Начну с семейства моего московского дяди, младшего брата матери.
Мои ежелетние визиты совпадали с отпускными паломничествами в столицу многочисленных родственников Раевских (фамилия дяди), и стесняли московскую родню. Я от природы ласков, если меня хвалят. Увы – редко! И с годами чаще раздражал дядю колючей настороженностью безотцовщины и прямолинейностью провинциала. Родственные отношения замыкались любезным: «Как мать?» Помню заполночный высокомерный треп Раевских, ассимилированных москвичей в первом колене, на кухне о культурно-политической жизни страны, и неизменный совет тети Наташи, сорокалетней мадам с накладными ресницами и рыжим шиньоном на затылке: «Прочти „Розу мира“, остальное можно не читать!» Тетя преподавала в каком-то техническом вузе по собственной методе, без конспектов: экспромтом зачитывала учебник. Дядя Кадя по образованию инженер, по должности чей-то зам, что для домочадцев делало его фигуру одиозной, считал себя философом. Его метод познания исключал книжные и прочие знания: они засоряли первородную мысль. Дядя, по его выражению, постигал истину внутренним чутьем. Обычно он попыхивал сигареткой и едва слышно, под благоговение присных разгибал вензеля своих банальных несуразностей. Дочери Раевских, мои двоюродные сестры Феня и Катя, круглые троечницы, между кухонным трепом и школой, соответственно с четырнадцати и тринадцати лет, цыганили в кабаках дармовые коктейли у пожилых денежных импотентов. В общем, мои родственники люди добрые и терпимые. Но жили мы разной жизнью. И никак не могли привыкнуть друг к другу.

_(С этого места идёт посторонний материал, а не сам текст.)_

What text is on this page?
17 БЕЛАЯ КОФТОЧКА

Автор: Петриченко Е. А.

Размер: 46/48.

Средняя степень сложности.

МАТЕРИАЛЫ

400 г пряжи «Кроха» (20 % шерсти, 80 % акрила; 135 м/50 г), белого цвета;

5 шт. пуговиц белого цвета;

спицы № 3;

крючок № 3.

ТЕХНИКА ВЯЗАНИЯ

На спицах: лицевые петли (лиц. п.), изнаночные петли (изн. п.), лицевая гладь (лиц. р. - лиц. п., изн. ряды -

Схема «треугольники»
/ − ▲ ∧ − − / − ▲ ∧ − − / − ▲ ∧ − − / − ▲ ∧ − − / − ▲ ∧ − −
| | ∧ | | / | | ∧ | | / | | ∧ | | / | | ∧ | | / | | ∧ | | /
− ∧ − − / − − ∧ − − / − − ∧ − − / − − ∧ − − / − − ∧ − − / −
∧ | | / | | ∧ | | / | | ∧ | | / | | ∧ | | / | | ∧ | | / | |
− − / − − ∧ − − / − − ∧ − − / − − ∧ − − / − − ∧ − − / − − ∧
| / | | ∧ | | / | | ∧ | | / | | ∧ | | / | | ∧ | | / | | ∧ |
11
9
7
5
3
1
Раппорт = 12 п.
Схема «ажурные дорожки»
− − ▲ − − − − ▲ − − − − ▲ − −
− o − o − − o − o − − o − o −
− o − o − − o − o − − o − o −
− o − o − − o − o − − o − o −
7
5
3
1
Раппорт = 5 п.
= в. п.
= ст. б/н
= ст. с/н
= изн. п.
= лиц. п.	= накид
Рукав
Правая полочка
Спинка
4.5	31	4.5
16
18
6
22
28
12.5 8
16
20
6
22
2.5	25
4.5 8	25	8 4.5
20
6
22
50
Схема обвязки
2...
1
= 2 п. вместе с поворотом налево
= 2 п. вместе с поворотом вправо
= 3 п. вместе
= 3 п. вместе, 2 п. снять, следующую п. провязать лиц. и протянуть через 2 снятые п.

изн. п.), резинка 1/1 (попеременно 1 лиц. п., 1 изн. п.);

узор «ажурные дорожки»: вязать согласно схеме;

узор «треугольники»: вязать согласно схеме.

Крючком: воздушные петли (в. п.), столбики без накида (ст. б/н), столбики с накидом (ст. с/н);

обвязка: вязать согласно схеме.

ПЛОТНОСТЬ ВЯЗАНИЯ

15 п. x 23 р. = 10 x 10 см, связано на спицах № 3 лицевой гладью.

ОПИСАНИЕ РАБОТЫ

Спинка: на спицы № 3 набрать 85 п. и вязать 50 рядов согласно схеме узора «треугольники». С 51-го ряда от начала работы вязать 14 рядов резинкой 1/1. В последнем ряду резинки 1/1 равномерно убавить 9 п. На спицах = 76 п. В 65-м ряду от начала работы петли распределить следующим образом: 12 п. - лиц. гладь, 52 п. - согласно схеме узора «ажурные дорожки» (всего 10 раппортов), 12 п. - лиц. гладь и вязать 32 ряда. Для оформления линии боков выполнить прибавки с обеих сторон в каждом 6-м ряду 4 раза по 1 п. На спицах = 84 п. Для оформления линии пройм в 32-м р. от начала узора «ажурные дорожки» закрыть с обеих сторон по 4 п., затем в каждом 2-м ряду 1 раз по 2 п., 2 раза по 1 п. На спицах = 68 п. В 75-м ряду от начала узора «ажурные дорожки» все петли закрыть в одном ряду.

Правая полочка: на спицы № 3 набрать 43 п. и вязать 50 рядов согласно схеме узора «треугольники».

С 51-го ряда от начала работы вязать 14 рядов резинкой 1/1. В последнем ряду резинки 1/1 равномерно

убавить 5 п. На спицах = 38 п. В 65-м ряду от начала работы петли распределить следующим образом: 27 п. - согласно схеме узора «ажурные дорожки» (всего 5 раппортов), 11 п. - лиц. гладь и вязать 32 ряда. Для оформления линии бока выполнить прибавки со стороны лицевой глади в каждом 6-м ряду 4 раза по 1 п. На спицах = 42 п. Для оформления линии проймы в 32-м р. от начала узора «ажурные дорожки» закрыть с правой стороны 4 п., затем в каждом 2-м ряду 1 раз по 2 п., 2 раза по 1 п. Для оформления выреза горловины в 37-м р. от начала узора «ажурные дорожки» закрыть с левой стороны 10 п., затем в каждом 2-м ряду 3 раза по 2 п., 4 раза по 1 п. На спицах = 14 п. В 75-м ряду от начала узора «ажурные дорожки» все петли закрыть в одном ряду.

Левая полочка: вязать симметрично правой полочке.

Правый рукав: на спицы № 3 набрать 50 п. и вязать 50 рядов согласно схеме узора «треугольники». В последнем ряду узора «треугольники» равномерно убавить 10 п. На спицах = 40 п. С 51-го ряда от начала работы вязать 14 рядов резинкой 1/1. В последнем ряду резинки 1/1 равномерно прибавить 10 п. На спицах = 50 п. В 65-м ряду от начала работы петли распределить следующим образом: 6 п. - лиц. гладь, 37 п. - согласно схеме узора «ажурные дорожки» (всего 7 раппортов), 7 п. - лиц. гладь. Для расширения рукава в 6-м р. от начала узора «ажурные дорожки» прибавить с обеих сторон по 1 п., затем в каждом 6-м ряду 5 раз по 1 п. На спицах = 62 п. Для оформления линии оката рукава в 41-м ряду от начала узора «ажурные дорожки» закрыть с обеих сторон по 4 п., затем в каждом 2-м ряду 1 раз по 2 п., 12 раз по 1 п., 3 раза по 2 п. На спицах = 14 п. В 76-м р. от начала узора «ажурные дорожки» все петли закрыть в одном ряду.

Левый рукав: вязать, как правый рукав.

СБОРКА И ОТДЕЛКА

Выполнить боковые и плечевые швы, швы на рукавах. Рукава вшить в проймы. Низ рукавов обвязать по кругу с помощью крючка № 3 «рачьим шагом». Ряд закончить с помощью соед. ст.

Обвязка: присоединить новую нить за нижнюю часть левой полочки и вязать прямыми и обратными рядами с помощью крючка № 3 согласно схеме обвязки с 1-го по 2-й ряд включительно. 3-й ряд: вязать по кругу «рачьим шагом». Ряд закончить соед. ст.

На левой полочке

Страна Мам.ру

Тем летом на недостроенной веранде дачи Раевских, в дембельском кителе, увешенном блестящими побрякушками, хмельной от свободы и поцелуев, накопившихся за два года, я по-армейски прямо ошарашил дядю – он праздно заикнулся о моих планах – «Пропиши меня в Москве!»
Что ждало меня дома? Спивающиеся дружки, стареющая мать (отец нас давно бросил), безработица. Вся моя биография: дискотеки, пивбары, похотливые шестнадцатилетние дуры, программно-библиотечные, нудные книги и скука заштатного города. Я еще не знал: люди живут везде, блеск столицы – красочный фасад балагана, где каждый за себя, где тупеют от усталости и одиночества. Я грезил Москвой, удачей, и не думал отступать.
Дядя осторожно спросил: «А что ты будешь делать здесь?» «Не знаю!» Гнетущая паническая пауза и недвусмысленный намек: «Посоветуйся с мамой. Когда решишь, поговорим!» Серая от испуга тетя Наташа усиленно терла виски. «Я узнавал в милиции, просто так меня у вас не пропишут, – доканывал я родственников. – Идти ментом по лимиту – пять выброшенных лет. Да и жить придется у тебя. Не в общаге же. Я говорил с Катей. Ей восемнадцать. У нас разные фамилии. Мы можем фиктивно пожениться…»
Катя курила в кресле-качалке, независимо скрестив ноги лошадиного изящества. Ее прыщавая физия дозревающей девственницы (в целомудрии сестры, правда, не уверен: в квартире давно прижилась проститутка Ия, подруга сестер, а как говорят, с кем поведешься…) выразила готовность вступить в фиктивное супружество.
Блестящая идея жениться на двоюродной сестре потрясла родню. Сироте деликатно объяснили его заблуждения. Во-первых, кровосмешение; во-вторых, Катя с малолетства подозревалась в слабоумии (часто она разгуливала по квартире при мужчинах нагая) и могла ляпнуть, где угодно, что угодно; а в-третьих, жилплощади-то избыток, но на черта я тут сдался?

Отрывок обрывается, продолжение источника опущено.